Redoble nacionalista
La ultraderecha capitaliza la concentración de Cibeles y se apropia de símbolos comunes como el himno y la bandera
Un centenar de agrupaciones consiguieron sacar a la calle el sábado en Madrid a algo más de 30.000 personas (según Delegación del Gobierno) y a medio millón de personas (según los convocantes), una manifestación multitudinaria en cualquier caso, en defensa de “España, la democracia y la Constitución” y contra el Gobierno de Pedro Sánchez. El manifiesto de la convocatoria, leído en el acto, expresa la añoranza por un PSOE y una realidad que ya no existen y la decepción ante el actual PP, incapaces ambos partidos de frenar el proceso de destrucción en curso, según el manifiesto, de “la nación política española”, y evitar así el retroceso “a las peores épocas de nuestra historia”, donde no se precisa a qué épocas se refiere en un país que incluye una dictadura de 40 años. El manifiesto denuncia también “la invasión partidista de las instituciones”, pero llamativamente no hace mención a la práctica iliberal ya consolidada por el PP de seguir colonizando el CGPJ contra el mandato constitucional, origen de la gravísima crisis institucional en la justicia.
El españolismo defensivo se alió con el antisanchismo como doctrina de uso común en el más amplio espectro de la derecha española, desde las vertientes liberales presuntamente templadas hasta la extrema derecha. La apropiación de símbolos comunes —como la bandera y el himno, que sonó el sábado en Cibeles— es parte de la estrategia clásica de los nacionalpopulismos que hoy solemos llamar trumpistas: fue lo que hicieron los independentistas en Cataluña durante el procés y lo que hace hoy un sector de la derecha visiblemente encarnada en Vox. La pulsión antisanchista y neoespañolista fue capitalizada por Abascal, único líder de primer nivel presente en Cibeles, mientras que el PP aportó una representación de muy bajo perfil para estar y no estar a la vez en una movilización que activó sobre todo a la derecha de la derecha. Las distancias que Feijóo quiere poner con el discurso más trumpista y desestabilizador de Vox son una buena noticia para el apaciguamiento de las pasiones desatadas: los nacionalismos se nutren de ellas, aunque se vistan tantas veces de demandas de más democracia.
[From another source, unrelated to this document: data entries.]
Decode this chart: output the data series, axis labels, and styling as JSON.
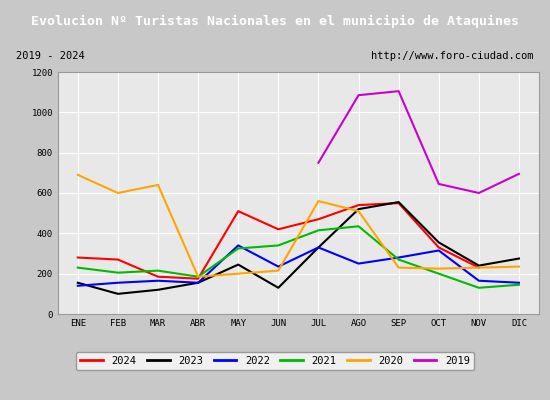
{
  "title": "Evolucion Nº Turistas Nacionales en el municipio de Ataquines",
  "subtitle_left": "2019 - 2024",
  "subtitle_right": "http://www.foro-ciudad.com",
  "title_bg_color": "#4472c4",
  "title_text_color": "#ffffff",
  "months": [
    "ENE",
    "FEB",
    "MAR",
    "ABR",
    "MAY",
    "JUN",
    "JUL",
    "AGO",
    "SEP",
    "OCT",
    "NOV",
    "DIC"
  ],
  "ylim": [
    0,
    1200
  ],
  "yticks": [
    0,
    200,
    400,
    600,
    800,
    1000,
    1200
  ],
  "series": {
    "2024": {
      "color": "#ff0000",
      "data": [
        280,
        270,
        185,
        175,
        510,
        420,
        470,
        540,
        550,
        330,
        230,
        null
      ]
    },
    "2023": {
      "color": "#000000",
      "data": [
        155,
        100,
        120,
        155,
        245,
        130,
        330,
        520,
        555,
        355,
        240,
        275
      ]
    },
    "2022": {
      "color": "#0000ff",
      "data": [
        140,
        155,
        165,
        155,
        340,
        235,
        330,
        250,
        280,
        315,
        165,
        155
      ]
    },
    "2021": {
      "color": "#00bb00",
      "data": [
        230,
        205,
        215,
        185,
        325,
        340,
        415,
        435,
        270,
        200,
        130,
        145
      ]
    },
    "2020": {
      "color": "#ffa500",
      "data": [
        690,
        600,
        640,
        185,
        200,
        215,
        560,
        510,
        230,
        225,
        230,
        235
      ]
    },
    "2019": {
      "color": "#cc00cc",
      "data": [
        null,
        null,
        null,
        null,
        null,
        null,
        750,
        1085,
        1105,
        645,
        600,
        695
      ]
    }
  },
  "legend_order": [
    "2024",
    "2023",
    "2022",
    "2021",
    "2020",
    "2019"
  ],
  "plot_bg_color": "#e8e8e8",
  "grid_color": "#ffffff",
  "fig_bg_color": "#c8c8c8",
  "subtitle_bg_color": "#f0f0f0",
  "font_family": "DejaVu Sans Mono"
}
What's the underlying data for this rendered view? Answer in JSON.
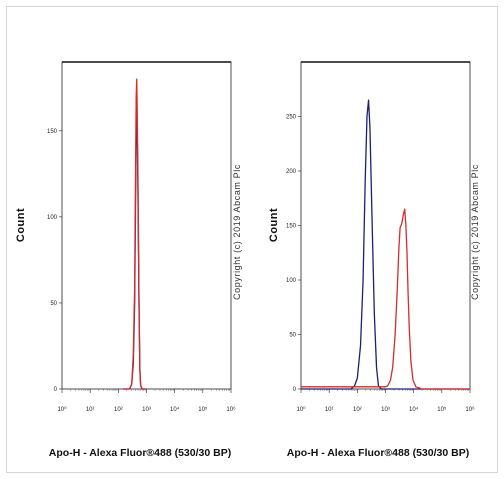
{
  "chart_data": [
    {
      "type": "line",
      "title": "",
      "xlabel": "Apo-H - Alexa Fluor®488 (530/30 BP)",
      "ylabel": "Count",
      "x_scale": "log",
      "xlim": [
        1,
        1000000
      ],
      "x_ticks": [
        "10⁰",
        "10¹",
        "10²",
        "10³",
        "10⁴",
        "10⁵",
        "10⁶"
      ],
      "ylim": [
        0,
        190
      ],
      "y_ticks": [
        0,
        50,
        100,
        150
      ],
      "watermark": "Copyright (c) 2019 Abcam Plc",
      "series": [
        {
          "color": "#1f1f6e",
          "points": [
            [
              150,
              0
            ],
            [
              250,
              0
            ],
            [
              300,
              3
            ],
            [
              340,
              15
            ],
            [
              380,
              50
            ],
            [
              410,
              110
            ],
            [
              430,
              150
            ],
            [
              450,
              160
            ],
            [
              470,
              150
            ],
            [
              500,
              110
            ],
            [
              540,
              50
            ],
            [
              580,
              12
            ],
            [
              620,
              2
            ],
            [
              700,
              0
            ],
            [
              1000,
              0
            ]
          ]
        },
        {
          "color": "#d42c2c",
          "points": [
            [
              150,
              0
            ],
            [
              250,
              0
            ],
            [
              300,
              3
            ],
            [
              340,
              20
            ],
            [
              380,
              60
            ],
            [
              410,
              130
            ],
            [
              430,
              170
            ],
            [
              450,
              180
            ],
            [
              470,
              160
            ],
            [
              500,
              120
            ],
            [
              540,
              55
            ],
            [
              580,
              12
            ],
            [
              620,
              2
            ],
            [
              700,
              0
            ],
            [
              1000,
              0
            ]
          ]
        }
      ]
    },
    {
      "type": "line",
      "title": "",
      "xlabel": "Apo-H - Alexa Fluor®488 (530/30 BP)",
      "ylabel": "Count",
      "x_scale": "log",
      "xlim": [
        1,
        1000000
      ],
      "x_ticks": [
        "10⁰",
        "10¹",
        "10²",
        "10³",
        "10⁴",
        "10⁵",
        "10⁶"
      ],
      "ylim": [
        0,
        300
      ],
      "y_ticks": [
        0,
        50,
        100,
        150,
        200,
        250
      ],
      "watermark": "Copyright (c) 2019 Abcam Plc",
      "series": [
        {
          "color": "#1f1f6e",
          "points": [
            [
              1,
              0
            ],
            [
              60,
              0
            ],
            [
              80,
              3
            ],
            [
              100,
              10
            ],
            [
              130,
              40
            ],
            [
              160,
              100
            ],
            [
              190,
              190
            ],
            [
              220,
              250
            ],
            [
              250,
              265
            ],
            [
              280,
              240
            ],
            [
              330,
              160
            ],
            [
              400,
              70
            ],
            [
              480,
              20
            ],
            [
              560,
              3
            ],
            [
              700,
              0
            ],
            [
              1000000,
              0
            ]
          ]
        },
        {
          "color": "#d42c2c",
          "points": [
            [
              1,
              2
            ],
            [
              10,
              2
            ],
            [
              100,
              2
            ],
            [
              1000,
              2
            ],
            [
              1200,
              3
            ],
            [
              1500,
              8
            ],
            [
              1800,
              20
            ],
            [
              2200,
              50
            ],
            [
              2600,
              90
            ],
            [
              3000,
              130
            ],
            [
              3300,
              148
            ],
            [
              3800,
              152
            ],
            [
              4300,
              160
            ],
            [
              4800,
              165
            ],
            [
              5300,
              150
            ],
            [
              5800,
              125
            ],
            [
              6300,
              90
            ],
            [
              7000,
              55
            ],
            [
              8000,
              25
            ],
            [
              9500,
              8
            ],
            [
              12000,
              2
            ],
            [
              20000,
              0
            ],
            [
              1000000,
              0
            ]
          ]
        }
      ]
    }
  ]
}
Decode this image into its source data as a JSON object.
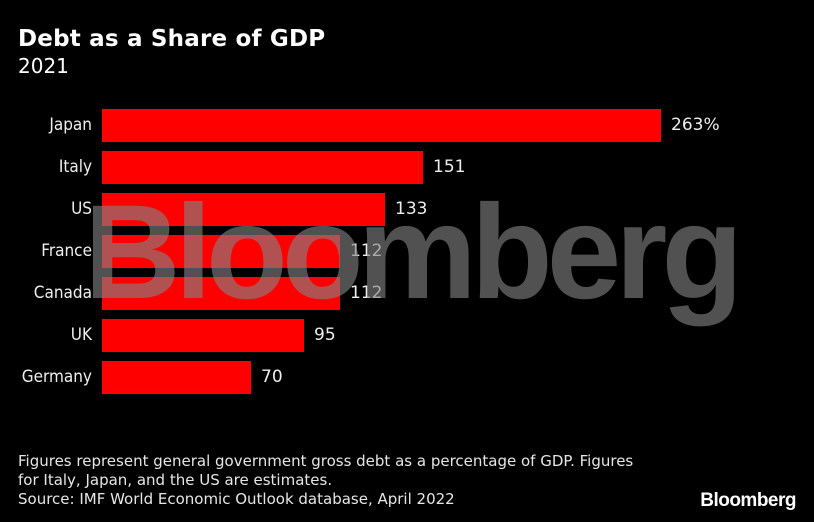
{
  "header": {
    "title": "Debt as a Share of GDP",
    "subtitle": "2021"
  },
  "chart_data": {
    "type": "bar",
    "orientation": "horizontal",
    "title": "Debt as a Share of GDP",
    "subtitle": "2021",
    "categories": [
      "Japan",
      "Italy",
      "US",
      "France",
      "Canada",
      "UK",
      "Germany"
    ],
    "values": [
      263,
      151,
      133,
      112,
      112,
      95,
      70
    ],
    "value_labels": [
      "263%",
      "151",
      "133",
      "112",
      "112",
      "95",
      "70"
    ],
    "unit": "% of GDP",
    "xlabel": "",
    "ylabel": "",
    "xlim": [
      0,
      263
    ],
    "grid": false,
    "legend": null,
    "bar_color": "#ff0000"
  },
  "watermark": "Bloomberg",
  "footer": {
    "note_line1": "Figures represent general government gross debt as a percentage of GDP. Figures",
    "note_line2": "for Italy, Japan, and the US are estimates.",
    "source": "Source: IMF World Economic Outlook database, April 2022",
    "brand": "Bloomberg"
  },
  "colors": {
    "background": "#000000",
    "bar": "#ff0000",
    "text": "#ffffff"
  }
}
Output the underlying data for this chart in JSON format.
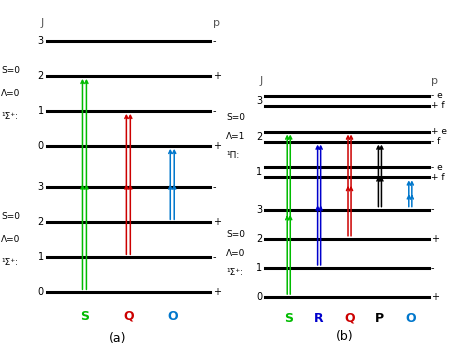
{
  "fig_width": 4.57,
  "fig_height": 3.46,
  "dpi": 100,
  "bg_color": "#ffffff",
  "panel_a": {
    "label": "(a)",
    "upper_state_label": [
      "¹Σ⁺:",
      "Λ=0",
      "S=0"
    ],
    "lower_state_label": [
      "¹Σ⁺:",
      "Λ=0",
      "S=0"
    ],
    "upper_parity": [
      "+",
      "-",
      "+",
      "-"
    ],
    "lower_parity": [
      "+",
      "-",
      "+",
      "-"
    ],
    "transitions": [
      {
        "name": "S",
        "color": "#00bb00",
        "lower_J": 0,
        "upper_J": 2
      },
      {
        "name": "Q",
        "color": "#cc0000",
        "lower_J": 1,
        "upper_J": 1
      },
      {
        "name": "O",
        "color": "#0077cc",
        "lower_J": 2,
        "upper_J": 0
      }
    ],
    "branch_colors": {
      "S": "#00bb00",
      "Q": "#cc0000",
      "O": "#0077cc"
    }
  },
  "panel_b": {
    "label": "(b)",
    "upper_state_label": [
      "¹Π:",
      "Λ=1",
      "S=0"
    ],
    "lower_state_label": [
      "¹Σ⁺:",
      "Λ=0",
      "S=0"
    ],
    "upper_parity_e": [
      "-e",
      "+e",
      "-e"
    ],
    "upper_parity_f": [
      "+f",
      "-f",
      "+f"
    ],
    "lower_parity": [
      "+",
      "-",
      "+",
      "-"
    ],
    "transitions": [
      {
        "name": "S",
        "color": "#00bb00",
        "lower_J": 0,
        "upper_J": 2,
        "ef": "e"
      },
      {
        "name": "R",
        "color": "#0000cc",
        "lower_J": 1,
        "upper_J": 2,
        "ef": "f"
      },
      {
        "name": "Q",
        "color": "#cc0000",
        "lower_J": 2,
        "upper_J": 2,
        "ef": "e"
      },
      {
        "name": "P",
        "color": "#000000",
        "lower_J": 3,
        "upper_J": 2,
        "ef": "f"
      },
      {
        "name": "O",
        "color": "#0077cc",
        "lower_J": 3,
        "upper_J": 1,
        "ef": "f"
      }
    ],
    "branch_colors": {
      "S": "#00bb00",
      "R": "#0000cc",
      "Q": "#cc0000",
      "P": "#000000",
      "O": "#0077cc"
    }
  }
}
Ese fue también el argumento retórico del independentismo —más democracia— y ese ha sido el argumento del trémolo españolista que llenó ayer el centro de Madrid.
Tras 40 años de democracia, el nacionalismo español ha reaccionado ante otro nacionalismo —el catalán e independentista— que reventó todos los controles y desató la pasión reivindicativa y autoafirmativa que anida en todo nacionalismo. Cuanto mayor y más poderoso es un Estado, más peligrosa es la reacción de un nacionalismo herido, y el español lo fue durante el procés. Las heridas sangran por cada uno de los tres Presupuestos que Sánchez ha aprobado con el apoyo de ERC y de Bildu —ambos regresados a una institucionalidad imprescindible— y por cada una de las 190 leyes que este Gobierno ha aprobado con esos apoyos. Pero los 184 diputados que de media respaldan las iniciativas del Gobierno encarnan la pluralidad efectiva —geográfica, sentimental y política— de una España real, mientras que la concentración de Cibeles representa la reacción de un nacionalismo que siente amenazada su esencia. El redoble de tambor del sábado cohabita con la representación parlamentaria —mayoritaria, de momento— de millones de españoles con una noción de país más porosa y más integradora, además de más real e incluso realista. Por fortuna, la diversidad de sentires e ideas que constituyen a España desborda los límites de la Cibeles y todos —salvo los símbolos explícitos de la dictadura que también se vieron en la protesta— caben en la Constitución.